Watched a great documentary last night, one hour long, originally broadcast on "The History Channel." The documentary was "Vietnam: Homecoming," and I rented it on Netflix, in their instantly-playable section. They describe it in the following manner:
"This moving documentary follows Pervis Crowe, Stanley Parker, John Hedrick and Mike Cook -- who suffer from post-traumatic stress disorder -- as they prepare to attend Operation Homecoming, a gathering in Branson, Mo., to help Vietnam veterans mend. Through poignant interviews, these anguished men share their personal stories of the pain and torment that scarred their psyches and forever changed their lives."
Good stuff. Because I've been privileged to have two years of in-depth, daily conversations with one suffering Vietnam vet, as well as having read his life story, mostly focusing around combat in Vietnam and its aftermath in his life as PTSD, which he sent me two years ago this week, I was astounded by the compelling similarities in what I heard on the screen with what I knew in real life.
Every veteran shared something meaningful. In the conversation illustrated above, a Vietnam vet and his wife exhibited typical conflict over, "you were only there for such a short time...how is it that you can't get over it yet?" frustration. As the wife said, pointedly,
"As your spouse, I don't want you to have to relive it. I want it buried. I just want it over with, and buried."
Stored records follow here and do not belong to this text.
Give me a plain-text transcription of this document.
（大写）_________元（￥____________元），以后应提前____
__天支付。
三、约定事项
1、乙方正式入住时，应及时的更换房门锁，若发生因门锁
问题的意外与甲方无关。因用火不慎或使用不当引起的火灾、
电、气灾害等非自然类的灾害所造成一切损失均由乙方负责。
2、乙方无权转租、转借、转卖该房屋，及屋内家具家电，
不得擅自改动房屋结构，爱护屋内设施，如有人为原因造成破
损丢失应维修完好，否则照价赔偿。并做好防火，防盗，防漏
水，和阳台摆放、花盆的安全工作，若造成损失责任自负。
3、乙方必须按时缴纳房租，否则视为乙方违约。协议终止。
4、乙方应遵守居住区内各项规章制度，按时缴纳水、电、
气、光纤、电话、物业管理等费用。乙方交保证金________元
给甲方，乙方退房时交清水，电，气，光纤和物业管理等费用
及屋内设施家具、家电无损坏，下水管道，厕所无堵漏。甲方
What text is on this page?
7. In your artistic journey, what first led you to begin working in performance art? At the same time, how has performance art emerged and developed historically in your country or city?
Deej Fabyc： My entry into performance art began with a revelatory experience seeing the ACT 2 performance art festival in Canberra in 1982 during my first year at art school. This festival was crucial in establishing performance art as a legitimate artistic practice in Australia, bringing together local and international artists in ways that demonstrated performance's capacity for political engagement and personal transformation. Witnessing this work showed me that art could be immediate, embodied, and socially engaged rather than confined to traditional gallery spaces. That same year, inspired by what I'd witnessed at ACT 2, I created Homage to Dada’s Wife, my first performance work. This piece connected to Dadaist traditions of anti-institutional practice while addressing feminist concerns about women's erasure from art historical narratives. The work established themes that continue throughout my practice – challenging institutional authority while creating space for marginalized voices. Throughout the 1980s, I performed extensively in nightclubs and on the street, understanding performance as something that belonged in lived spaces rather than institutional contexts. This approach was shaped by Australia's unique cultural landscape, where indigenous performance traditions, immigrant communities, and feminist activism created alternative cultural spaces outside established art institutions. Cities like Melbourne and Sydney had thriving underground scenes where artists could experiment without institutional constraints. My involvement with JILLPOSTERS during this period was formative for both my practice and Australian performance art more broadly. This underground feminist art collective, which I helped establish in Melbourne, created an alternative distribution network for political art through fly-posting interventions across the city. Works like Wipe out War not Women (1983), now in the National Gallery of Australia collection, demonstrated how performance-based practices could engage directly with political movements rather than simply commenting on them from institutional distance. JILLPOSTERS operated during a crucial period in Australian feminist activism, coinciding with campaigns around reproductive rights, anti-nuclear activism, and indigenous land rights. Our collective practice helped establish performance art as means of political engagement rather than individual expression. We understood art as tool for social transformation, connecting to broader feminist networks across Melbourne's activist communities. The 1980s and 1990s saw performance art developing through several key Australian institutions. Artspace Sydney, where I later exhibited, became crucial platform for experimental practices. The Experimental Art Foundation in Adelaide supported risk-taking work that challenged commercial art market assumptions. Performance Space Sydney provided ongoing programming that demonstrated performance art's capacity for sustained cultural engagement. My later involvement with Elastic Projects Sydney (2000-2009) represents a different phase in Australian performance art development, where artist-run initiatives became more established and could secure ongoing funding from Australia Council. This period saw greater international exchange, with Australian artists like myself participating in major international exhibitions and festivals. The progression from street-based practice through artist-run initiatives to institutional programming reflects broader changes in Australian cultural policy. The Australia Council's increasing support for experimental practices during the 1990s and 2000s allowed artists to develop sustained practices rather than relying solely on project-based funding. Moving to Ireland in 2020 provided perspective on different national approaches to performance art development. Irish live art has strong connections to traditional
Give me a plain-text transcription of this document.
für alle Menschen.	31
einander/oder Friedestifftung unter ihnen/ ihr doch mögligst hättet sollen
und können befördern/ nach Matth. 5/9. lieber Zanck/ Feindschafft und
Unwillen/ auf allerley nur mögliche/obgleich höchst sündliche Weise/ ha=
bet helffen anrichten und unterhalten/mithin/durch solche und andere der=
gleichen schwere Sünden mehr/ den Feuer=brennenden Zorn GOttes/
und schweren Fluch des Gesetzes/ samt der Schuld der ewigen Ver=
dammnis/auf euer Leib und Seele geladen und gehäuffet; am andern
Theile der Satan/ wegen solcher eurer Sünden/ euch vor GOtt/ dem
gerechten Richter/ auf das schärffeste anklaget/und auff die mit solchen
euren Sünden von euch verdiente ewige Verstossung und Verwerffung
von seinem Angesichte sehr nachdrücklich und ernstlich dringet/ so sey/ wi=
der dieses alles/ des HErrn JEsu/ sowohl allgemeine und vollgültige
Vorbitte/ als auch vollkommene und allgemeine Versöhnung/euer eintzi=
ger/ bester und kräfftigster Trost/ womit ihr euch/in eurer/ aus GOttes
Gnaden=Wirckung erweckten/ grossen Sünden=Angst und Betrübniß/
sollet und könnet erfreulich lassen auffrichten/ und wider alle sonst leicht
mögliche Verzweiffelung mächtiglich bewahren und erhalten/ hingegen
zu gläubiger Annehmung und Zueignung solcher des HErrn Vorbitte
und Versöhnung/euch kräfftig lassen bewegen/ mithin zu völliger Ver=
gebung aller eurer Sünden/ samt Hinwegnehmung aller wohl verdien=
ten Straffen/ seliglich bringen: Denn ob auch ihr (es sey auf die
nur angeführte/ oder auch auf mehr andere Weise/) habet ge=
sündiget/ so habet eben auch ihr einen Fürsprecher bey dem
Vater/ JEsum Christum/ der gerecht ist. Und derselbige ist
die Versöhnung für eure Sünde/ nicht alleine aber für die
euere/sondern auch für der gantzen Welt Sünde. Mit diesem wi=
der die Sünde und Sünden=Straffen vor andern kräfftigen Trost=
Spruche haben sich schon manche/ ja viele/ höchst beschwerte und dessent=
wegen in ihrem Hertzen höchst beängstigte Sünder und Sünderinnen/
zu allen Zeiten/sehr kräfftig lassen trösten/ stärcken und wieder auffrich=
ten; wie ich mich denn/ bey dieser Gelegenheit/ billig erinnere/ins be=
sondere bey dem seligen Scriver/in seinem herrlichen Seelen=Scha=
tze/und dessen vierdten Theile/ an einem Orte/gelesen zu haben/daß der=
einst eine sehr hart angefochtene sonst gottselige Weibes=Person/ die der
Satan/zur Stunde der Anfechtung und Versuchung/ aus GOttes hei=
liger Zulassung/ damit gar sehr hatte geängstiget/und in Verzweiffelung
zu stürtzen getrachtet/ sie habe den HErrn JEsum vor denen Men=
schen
Unfortunately, that's not likely to be the case. She had "stuck by her man," -- whereas most of the wives in the documentary had not -- and yet, there were tremendous issues. In a suicide note this veteran had left, ironically with his combat brothers, he had mentioned how not only was he expecting to die, but also his wife and their daughter -- a fact that troubled his family members, not unexpectedly, quite a bit when they learned what he had said.
Another veteran, a black soldier, talked about how he managed to keep PTSD at bay until his daughter went off to college. Then his inborn conditioning that "if you get close to someone, they die" kicked in, and he became unrealistically fearful for her safety. At 50 years old, he checked in with what the VA had to offer, the first time he'd realized what an impact PTSD had made on his life, despite the decades of being afraid to get close to people or show his emotion.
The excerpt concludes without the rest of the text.